Lü first attracted negative attention from the authorities as early as 1964, while still a student; he was denounced as "counter-revolutionary" for an essay he had written. He went on to join Red Guards, even though his father had been targeted by those same Red Guards as a capitalist roader; however, when the Red Guards began confiscating books and participating in book burnings, Lü often secreted the books away, adding them to his own private collection. In 1967, as a 21-year-old high school graduate, Lü volunteered to go as a sent-down youth to East Ujimqin Banner in Xilin Gol League, Inner Mongolia, where he remained for eleven years, until the age of 33. By his own admission, he chose the remote location of Inner Mongolia rather than the more popular Heilongjiang in Northeastern China so that he could bring his books with him; he feared that if he went to Heilongjiang, he would have to live in army barracks, and might get his books confiscated.

==Writing Wolf Totem==
Lü began thinking about and writing up the ideas behind Wolf Totem as early as 1971, while still in Inner Mongolia, but did not yet begin to write anything down. He returned to Beijing in 1978, where he participated in the Beijing Spring movement, becoming editor-in-chief of the eponymous literary journal Beijing Spring. A year later, he entered the Chinese Academy of Social Sciences. After his graduation, he became an associate professor at the China Labor College. He was arrested for his role in the Tiananmen Square protests of 1989, but was released in January 1991 without ever having been tried, along with Liu Suli, He Dong and Chen Po, as well as student leaders Xiong Yan and Zhou Suofen. He finally produced a complete first draft of Wolf Totem 1997, and only submitted the final draft to his publisher at the end of 2003. His hardest work on the novel was done in the final six years; his wife, herself a famous novelist, described how he "locked himself in his office every day and refused to tell me what he was doing".
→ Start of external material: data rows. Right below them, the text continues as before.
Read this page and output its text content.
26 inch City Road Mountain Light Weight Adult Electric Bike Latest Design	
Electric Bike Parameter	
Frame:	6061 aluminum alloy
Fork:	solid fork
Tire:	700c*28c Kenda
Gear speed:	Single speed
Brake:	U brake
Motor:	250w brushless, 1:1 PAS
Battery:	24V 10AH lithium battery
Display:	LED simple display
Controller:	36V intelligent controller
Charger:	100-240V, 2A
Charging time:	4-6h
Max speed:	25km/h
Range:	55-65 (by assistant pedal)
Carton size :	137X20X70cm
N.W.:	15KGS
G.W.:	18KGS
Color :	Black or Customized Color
Though Lü often agreed to give interviews to both domestic and foreign media, he refused to allow pictures of himself to be published. Until 2006, only five people even knew his true identity; he never revealed his real name to the media, though his identity became known to China's Ministry of Public Security. A number of other writers took advantage of Lü's anonymity to write fake sequels to Wolf Totem, including two books both entitled Wolf Totem 2, as well as the 250,000-character long Great Wolf of the Plains all with the imprint of the Changjiang Arts Publishing House. As a result, in April 2007, he issued a statement which denounced all such "sequels" as fraudulent; he indicated that he was doing research for another book, but would not be publishing anything new in the short term. His identity finally became widely known in November 2007, after he won the first Man Asian Literary Prize; a photograph he had submitted to the jury, along with his real name, were published by newspapers all over the world. However, he remained unable to obtain a passport, and thus could not leave mainland China to attend the awards ceremony.

==Political views==
Lü describes himself as a "critical left-wing thinker", and remains a supporter of democracy and individualism; in a 2005 interview with British newspaper The Daily Telegraph, he expressed his belief that China risked becoming "like Nazi Germany" if it did not further democratise. He also indicated his admiration for Li Yuchun, a 2005 participant in the Chinese televised singing competition Super Girl whose idiosyncratic style and choice of songs gained her popularity and ultimately led her to win first prize in the contest; he described her as a "good symbol for Chinese society". Authors he names as having influenced his work include Balzac, Tolstoy, Jack London, and Jane Austen.

==Works==
- "Wolf Totem" (2008) - Won the inaugural Man Asian Literary Prize in November 2007.